A report by the news agency Reuters has shown a shift in the vision of European Commission towards the cryptocurrencies. According to that, EU will seek to remain at the forefront of financial innovation. So a new legal framework for payments with digital assets and cryptocurrencies is expected to be presented in four years.
The new legal framework will clarify key issues for the crypto world. For instance, how current laws should interact with cryptocurrencies. Moreover, the European Commission proposes that new laws be drafted where essential. The economic crisis caused by the coronavirus pandemic has changed it in the European Commission. With up to 78% of payments still settled in cash, the institution will also seek to create an ecosystem that enables consumers to benefit from “instant” payments, as the European institution has stated:
By 2024, the EU should put in place a comprehensive framework enabling the uptake of distributed ledger technology (DLT) and crypto-assets in the financial sector. It should also address the risks associated with these technologies.
Impact on adoption for Ripple and Bitcoin
A new legal framework for cryptocurrencies such as that one proposed by the European Commission could benefit technology such as that developed by the payment solutions company Ripple. Through its On Demand Liquidity payment solution, Ripple can offer low-cost instant cross-border payment services with XRP.
Additionally, the framework could create more legitimacy to payments with cryptocurrencies such as Bitcoin, Ethereum and Litecoin. However, it depends on the legal framework presented by the European Commission. The report by Reuters says that the authorities are focusing on stablecoins after the hype around Facebook’s Libra. So the new legal framework could also give them greater priority or legitimacy for payments.
They will also work on facilitating inter-institutional cooperation by making it simpler for the financial sector to share information. In this way, the European Commission is hoping to create an ecosystem with many more services and of greater competition, but under one premise: “same risk, same rules, same regulation”. Therefore, consumers will receive greater incentives to access the services offered by the financial system.

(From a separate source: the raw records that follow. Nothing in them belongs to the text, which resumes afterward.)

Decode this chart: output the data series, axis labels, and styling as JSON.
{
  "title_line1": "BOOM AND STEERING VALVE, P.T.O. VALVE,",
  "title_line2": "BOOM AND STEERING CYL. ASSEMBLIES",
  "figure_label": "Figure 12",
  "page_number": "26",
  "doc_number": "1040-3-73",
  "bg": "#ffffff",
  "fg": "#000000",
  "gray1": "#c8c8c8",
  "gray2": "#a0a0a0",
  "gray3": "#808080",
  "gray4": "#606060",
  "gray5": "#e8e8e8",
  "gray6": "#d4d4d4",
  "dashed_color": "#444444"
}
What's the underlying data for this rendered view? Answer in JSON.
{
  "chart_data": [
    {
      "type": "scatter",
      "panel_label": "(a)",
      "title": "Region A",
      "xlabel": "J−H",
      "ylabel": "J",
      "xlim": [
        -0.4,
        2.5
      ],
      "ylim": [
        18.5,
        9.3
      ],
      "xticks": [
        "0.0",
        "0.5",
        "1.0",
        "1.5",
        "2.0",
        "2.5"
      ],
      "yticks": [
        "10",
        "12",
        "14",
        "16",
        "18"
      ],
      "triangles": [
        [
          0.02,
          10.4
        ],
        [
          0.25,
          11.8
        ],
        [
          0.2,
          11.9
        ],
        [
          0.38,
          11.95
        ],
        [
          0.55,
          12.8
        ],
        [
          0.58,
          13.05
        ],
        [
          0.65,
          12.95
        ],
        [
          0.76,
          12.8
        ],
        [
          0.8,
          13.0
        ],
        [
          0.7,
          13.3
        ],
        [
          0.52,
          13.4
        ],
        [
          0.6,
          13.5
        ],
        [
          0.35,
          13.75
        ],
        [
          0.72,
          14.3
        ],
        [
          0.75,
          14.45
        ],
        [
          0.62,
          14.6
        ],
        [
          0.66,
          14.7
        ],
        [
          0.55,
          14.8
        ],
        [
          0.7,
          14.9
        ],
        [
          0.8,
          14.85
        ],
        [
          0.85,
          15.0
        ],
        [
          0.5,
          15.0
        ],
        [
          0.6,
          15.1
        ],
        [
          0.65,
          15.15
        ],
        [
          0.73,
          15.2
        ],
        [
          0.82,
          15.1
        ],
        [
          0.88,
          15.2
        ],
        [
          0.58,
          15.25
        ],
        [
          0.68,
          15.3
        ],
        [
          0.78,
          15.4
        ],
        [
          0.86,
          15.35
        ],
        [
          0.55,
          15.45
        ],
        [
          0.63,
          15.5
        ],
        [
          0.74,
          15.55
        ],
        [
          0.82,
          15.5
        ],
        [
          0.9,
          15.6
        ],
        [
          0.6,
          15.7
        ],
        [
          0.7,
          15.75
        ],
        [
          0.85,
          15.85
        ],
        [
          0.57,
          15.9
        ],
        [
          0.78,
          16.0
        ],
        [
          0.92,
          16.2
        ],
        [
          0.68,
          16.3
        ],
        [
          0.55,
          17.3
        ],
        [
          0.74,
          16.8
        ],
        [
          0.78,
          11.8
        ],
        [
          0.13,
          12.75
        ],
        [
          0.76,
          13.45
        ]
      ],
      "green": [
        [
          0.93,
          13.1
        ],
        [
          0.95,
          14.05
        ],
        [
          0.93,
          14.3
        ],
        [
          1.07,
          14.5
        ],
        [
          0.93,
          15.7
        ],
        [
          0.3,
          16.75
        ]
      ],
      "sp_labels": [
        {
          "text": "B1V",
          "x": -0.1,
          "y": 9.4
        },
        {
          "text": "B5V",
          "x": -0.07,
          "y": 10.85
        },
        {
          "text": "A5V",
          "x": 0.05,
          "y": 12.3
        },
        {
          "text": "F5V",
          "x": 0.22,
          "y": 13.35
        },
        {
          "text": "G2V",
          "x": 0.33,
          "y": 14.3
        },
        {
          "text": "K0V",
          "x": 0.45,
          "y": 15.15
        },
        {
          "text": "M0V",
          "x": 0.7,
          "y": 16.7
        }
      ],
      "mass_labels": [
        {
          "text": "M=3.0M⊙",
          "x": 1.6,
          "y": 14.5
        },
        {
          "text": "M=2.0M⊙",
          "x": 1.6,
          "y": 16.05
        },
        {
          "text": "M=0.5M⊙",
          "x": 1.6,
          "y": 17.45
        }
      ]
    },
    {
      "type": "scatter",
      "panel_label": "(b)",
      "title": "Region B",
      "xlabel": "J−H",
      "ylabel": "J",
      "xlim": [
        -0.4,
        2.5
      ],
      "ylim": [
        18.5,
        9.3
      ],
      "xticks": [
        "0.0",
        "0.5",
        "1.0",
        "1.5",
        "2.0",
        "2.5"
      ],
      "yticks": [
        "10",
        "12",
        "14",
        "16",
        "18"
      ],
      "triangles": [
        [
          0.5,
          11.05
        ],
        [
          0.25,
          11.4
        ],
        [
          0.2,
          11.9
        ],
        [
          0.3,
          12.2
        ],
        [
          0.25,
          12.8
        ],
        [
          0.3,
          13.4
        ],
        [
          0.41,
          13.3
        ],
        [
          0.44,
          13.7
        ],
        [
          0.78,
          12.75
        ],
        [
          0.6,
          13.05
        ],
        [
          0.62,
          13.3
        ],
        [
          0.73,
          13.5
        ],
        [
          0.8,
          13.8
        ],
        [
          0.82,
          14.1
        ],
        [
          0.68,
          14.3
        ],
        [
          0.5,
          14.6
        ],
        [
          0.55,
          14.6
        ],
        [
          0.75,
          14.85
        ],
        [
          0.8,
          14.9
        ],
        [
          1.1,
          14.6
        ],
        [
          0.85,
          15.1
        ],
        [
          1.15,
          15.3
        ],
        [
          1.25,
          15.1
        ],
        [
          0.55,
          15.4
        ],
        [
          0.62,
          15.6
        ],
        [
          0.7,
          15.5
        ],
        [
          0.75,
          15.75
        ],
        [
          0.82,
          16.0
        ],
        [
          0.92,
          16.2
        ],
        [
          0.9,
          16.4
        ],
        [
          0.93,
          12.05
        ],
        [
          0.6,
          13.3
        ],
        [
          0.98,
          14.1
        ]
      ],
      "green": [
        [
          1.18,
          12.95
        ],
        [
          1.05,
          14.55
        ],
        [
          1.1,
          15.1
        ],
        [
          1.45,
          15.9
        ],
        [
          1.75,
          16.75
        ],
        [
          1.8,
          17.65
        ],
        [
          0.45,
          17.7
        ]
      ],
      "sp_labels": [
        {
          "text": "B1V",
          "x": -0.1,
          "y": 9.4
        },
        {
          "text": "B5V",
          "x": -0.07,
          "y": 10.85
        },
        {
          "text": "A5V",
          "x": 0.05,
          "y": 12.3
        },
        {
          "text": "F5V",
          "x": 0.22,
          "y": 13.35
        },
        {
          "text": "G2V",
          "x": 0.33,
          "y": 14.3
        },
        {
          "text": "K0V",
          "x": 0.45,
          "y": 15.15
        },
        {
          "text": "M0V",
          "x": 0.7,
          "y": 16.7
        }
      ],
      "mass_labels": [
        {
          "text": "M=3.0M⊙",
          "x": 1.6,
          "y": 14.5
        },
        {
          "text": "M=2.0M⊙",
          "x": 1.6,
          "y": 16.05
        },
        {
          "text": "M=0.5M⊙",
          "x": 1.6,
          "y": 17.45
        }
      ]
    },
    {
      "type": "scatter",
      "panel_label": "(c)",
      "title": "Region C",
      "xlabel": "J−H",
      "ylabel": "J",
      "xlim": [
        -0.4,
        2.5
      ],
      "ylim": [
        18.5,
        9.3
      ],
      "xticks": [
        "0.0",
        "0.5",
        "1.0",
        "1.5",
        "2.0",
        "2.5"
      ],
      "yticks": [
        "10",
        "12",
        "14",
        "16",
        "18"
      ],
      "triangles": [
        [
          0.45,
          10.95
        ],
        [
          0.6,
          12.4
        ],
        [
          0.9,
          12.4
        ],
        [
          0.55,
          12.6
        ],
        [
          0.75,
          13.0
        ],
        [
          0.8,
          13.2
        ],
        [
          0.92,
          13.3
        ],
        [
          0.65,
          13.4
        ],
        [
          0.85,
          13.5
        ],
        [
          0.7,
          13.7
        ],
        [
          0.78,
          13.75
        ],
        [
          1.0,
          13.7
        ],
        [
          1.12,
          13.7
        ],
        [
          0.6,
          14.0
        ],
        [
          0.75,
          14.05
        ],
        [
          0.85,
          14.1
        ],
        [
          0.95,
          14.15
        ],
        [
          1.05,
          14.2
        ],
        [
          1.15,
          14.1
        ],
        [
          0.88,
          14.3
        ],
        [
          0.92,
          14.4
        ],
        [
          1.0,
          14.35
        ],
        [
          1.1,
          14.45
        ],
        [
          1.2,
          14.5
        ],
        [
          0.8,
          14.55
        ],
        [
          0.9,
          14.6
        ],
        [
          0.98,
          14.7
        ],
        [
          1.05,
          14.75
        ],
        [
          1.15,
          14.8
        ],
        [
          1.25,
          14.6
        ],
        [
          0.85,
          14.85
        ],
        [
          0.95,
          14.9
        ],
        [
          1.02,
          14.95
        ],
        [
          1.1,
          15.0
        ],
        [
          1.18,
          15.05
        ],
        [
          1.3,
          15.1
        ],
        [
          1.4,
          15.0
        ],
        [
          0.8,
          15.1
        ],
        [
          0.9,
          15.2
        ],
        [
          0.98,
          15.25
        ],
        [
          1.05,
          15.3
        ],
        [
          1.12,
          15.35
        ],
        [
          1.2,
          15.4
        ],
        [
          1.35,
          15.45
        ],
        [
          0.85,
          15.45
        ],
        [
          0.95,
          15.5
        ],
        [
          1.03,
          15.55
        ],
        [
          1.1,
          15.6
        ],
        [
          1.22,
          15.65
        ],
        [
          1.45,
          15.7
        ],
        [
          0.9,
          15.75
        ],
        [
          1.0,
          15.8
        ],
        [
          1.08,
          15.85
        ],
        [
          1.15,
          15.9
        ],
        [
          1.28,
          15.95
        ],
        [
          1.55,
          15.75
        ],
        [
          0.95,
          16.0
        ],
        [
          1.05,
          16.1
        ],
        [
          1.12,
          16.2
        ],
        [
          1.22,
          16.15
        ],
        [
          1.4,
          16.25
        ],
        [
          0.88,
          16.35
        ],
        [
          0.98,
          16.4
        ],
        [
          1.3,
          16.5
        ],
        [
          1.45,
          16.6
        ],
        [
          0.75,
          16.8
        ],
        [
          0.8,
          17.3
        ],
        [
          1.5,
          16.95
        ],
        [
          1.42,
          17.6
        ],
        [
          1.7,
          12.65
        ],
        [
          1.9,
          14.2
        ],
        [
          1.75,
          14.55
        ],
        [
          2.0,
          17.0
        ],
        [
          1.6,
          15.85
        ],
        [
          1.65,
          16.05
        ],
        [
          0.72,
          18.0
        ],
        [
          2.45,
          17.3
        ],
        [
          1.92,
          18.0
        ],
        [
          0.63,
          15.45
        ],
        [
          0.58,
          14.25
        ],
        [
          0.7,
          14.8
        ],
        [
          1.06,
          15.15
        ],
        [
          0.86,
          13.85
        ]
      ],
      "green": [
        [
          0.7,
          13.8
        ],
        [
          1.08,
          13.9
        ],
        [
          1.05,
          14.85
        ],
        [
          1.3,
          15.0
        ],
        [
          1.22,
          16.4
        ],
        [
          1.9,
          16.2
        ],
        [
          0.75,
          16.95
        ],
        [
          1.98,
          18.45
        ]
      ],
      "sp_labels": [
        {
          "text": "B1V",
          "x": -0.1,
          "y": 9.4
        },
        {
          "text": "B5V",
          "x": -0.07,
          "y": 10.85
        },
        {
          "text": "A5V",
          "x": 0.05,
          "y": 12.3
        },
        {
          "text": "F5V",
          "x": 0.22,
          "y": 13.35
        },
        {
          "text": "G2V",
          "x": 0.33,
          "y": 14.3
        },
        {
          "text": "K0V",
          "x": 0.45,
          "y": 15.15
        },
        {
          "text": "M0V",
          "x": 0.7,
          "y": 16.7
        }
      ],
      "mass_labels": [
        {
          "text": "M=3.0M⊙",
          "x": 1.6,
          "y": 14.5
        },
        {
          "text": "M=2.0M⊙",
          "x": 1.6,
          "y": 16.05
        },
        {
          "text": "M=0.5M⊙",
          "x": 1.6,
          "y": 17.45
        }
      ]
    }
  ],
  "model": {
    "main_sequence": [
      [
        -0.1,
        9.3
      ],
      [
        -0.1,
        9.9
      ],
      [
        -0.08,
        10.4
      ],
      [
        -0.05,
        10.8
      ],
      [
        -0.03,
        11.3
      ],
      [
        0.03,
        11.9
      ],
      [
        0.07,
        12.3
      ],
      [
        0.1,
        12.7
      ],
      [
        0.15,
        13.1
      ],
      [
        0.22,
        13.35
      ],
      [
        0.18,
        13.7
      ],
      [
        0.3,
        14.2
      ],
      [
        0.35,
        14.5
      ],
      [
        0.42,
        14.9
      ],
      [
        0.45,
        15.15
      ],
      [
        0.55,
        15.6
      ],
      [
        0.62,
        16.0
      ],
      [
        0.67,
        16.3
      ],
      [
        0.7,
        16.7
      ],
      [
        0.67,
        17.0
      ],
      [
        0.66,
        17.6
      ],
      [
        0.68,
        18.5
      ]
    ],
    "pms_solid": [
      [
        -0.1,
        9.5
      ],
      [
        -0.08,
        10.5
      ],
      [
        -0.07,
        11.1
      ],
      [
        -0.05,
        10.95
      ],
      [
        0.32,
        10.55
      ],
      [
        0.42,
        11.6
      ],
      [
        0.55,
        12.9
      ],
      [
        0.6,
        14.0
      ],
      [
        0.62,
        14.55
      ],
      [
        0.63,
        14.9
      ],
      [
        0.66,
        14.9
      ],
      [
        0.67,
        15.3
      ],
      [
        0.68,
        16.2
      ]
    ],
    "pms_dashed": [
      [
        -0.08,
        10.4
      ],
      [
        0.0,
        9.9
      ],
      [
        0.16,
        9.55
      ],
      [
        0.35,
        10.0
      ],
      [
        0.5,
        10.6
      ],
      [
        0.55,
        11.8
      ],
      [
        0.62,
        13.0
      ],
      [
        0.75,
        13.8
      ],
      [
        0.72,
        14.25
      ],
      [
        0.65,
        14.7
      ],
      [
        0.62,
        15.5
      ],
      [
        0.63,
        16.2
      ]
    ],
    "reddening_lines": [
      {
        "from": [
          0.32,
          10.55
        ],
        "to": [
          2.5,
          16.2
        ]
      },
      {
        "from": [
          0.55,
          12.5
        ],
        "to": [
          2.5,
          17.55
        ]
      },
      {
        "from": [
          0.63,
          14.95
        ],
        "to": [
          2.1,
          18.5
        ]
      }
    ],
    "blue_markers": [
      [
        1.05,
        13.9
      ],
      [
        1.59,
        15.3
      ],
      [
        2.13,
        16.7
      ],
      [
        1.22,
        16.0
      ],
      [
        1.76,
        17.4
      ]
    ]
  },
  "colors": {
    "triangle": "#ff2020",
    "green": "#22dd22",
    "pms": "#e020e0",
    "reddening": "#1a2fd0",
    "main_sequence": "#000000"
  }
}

However, one of the most important revelations of the report can be the “rapid” shift that the European Commission wants to make towards instant payments. By the end of 2021 this kind of payment is intended to be “the new normal”. This way, the Europeans will be less dependent on U.S.-based companies such as Visa and Mastercard, with regional alternatives. The European Commission added in the document to which Reuters has had access:
By 2024, the principle of passporting and a one-stop shop licensing should apply in all areas which hold strong potential for digital finance.